Robin's Blog

Note: Mounting over an existing directory ‘hides’ the files

This is really just a quick note for me in the future, and for anyone else who might find this useful.

I have been involved in doing some administration of a Linux server recently – although I haven’t had full control over the server as administrators from the company that own the server have been doing the ‘low-level’ administration, and we need to get permission from them to do various administration tasks.

Anyway, recently they installed a new hard drive as we needed more space on the server. Prior to the installation we had one disk mounted on /, and a lot of data stored in /data. When they mounted the new hard disk they mounted it on /data. Now, we then logged on to the server and found that there was nothing in /data…all of our data had vanished!

Now, although we thought we knew what the cause was, we wanted to tread carefully so we didn’t accidentally do anything would actually lose us any data. So, we did a bit of investigation.

The output of df -h showed that the data that had gone ‘missing’ was still on the disk, as we only had about 50Gb free (hence why a new hard disk had been installed). However, running du -h --max-depth=1 / showed no space was taken up by /data, and the total given at the bottom of the du output didn’t match the total disk usage according to df.

This all confirmed our suspicion that the data was there, but that it was hidden by the new hard disk being mounted ‘over’ it. We simply ran umount /data, and all of our data appeared again, and df and du now agreed.
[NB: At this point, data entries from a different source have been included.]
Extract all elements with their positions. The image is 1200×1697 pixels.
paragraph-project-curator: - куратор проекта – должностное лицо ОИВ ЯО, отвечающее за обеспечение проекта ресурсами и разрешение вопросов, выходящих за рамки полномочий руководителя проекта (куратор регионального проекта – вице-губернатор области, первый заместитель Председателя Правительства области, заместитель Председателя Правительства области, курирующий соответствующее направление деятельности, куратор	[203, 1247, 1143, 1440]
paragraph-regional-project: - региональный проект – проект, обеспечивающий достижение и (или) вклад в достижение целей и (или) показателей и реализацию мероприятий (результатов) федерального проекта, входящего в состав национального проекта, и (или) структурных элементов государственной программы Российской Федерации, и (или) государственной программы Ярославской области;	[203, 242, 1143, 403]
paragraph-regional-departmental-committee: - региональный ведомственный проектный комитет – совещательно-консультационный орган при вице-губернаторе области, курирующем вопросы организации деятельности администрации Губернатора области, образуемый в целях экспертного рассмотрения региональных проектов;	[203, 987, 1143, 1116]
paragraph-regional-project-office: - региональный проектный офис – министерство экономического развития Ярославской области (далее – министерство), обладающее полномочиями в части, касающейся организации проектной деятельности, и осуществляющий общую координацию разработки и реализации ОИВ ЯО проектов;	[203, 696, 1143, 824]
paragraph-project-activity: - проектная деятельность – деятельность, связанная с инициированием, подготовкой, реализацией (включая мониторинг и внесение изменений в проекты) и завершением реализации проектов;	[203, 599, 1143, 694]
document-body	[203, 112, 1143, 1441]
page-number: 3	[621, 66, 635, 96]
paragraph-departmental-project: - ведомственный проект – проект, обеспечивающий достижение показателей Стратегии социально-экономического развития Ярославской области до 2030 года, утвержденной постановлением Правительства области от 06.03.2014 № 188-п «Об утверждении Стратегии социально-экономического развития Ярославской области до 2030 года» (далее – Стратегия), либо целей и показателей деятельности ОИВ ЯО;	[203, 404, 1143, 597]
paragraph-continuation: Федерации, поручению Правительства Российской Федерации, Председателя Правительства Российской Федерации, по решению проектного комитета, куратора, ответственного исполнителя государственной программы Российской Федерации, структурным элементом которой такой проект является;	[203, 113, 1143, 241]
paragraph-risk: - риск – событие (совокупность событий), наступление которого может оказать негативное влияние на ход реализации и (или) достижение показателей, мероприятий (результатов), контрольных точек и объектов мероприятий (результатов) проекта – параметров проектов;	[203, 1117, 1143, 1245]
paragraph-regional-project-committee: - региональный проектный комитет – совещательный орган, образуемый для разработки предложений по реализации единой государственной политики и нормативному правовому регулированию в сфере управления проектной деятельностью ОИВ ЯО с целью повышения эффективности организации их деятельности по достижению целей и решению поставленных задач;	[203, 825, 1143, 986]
So, we resolved this long term by:

  1. Mounting the new disk as /newdata
  2. Copying everything from /data to /newdata
  3. Deleting everything inside /data (but not the folder itself)
  4. Remounting /newdata as /data

So, overall it was quite simple, but it was one of those occasions in which we really needed to stop and think, just so we didn’t do anything stupid and lose the valuable data that was on the server.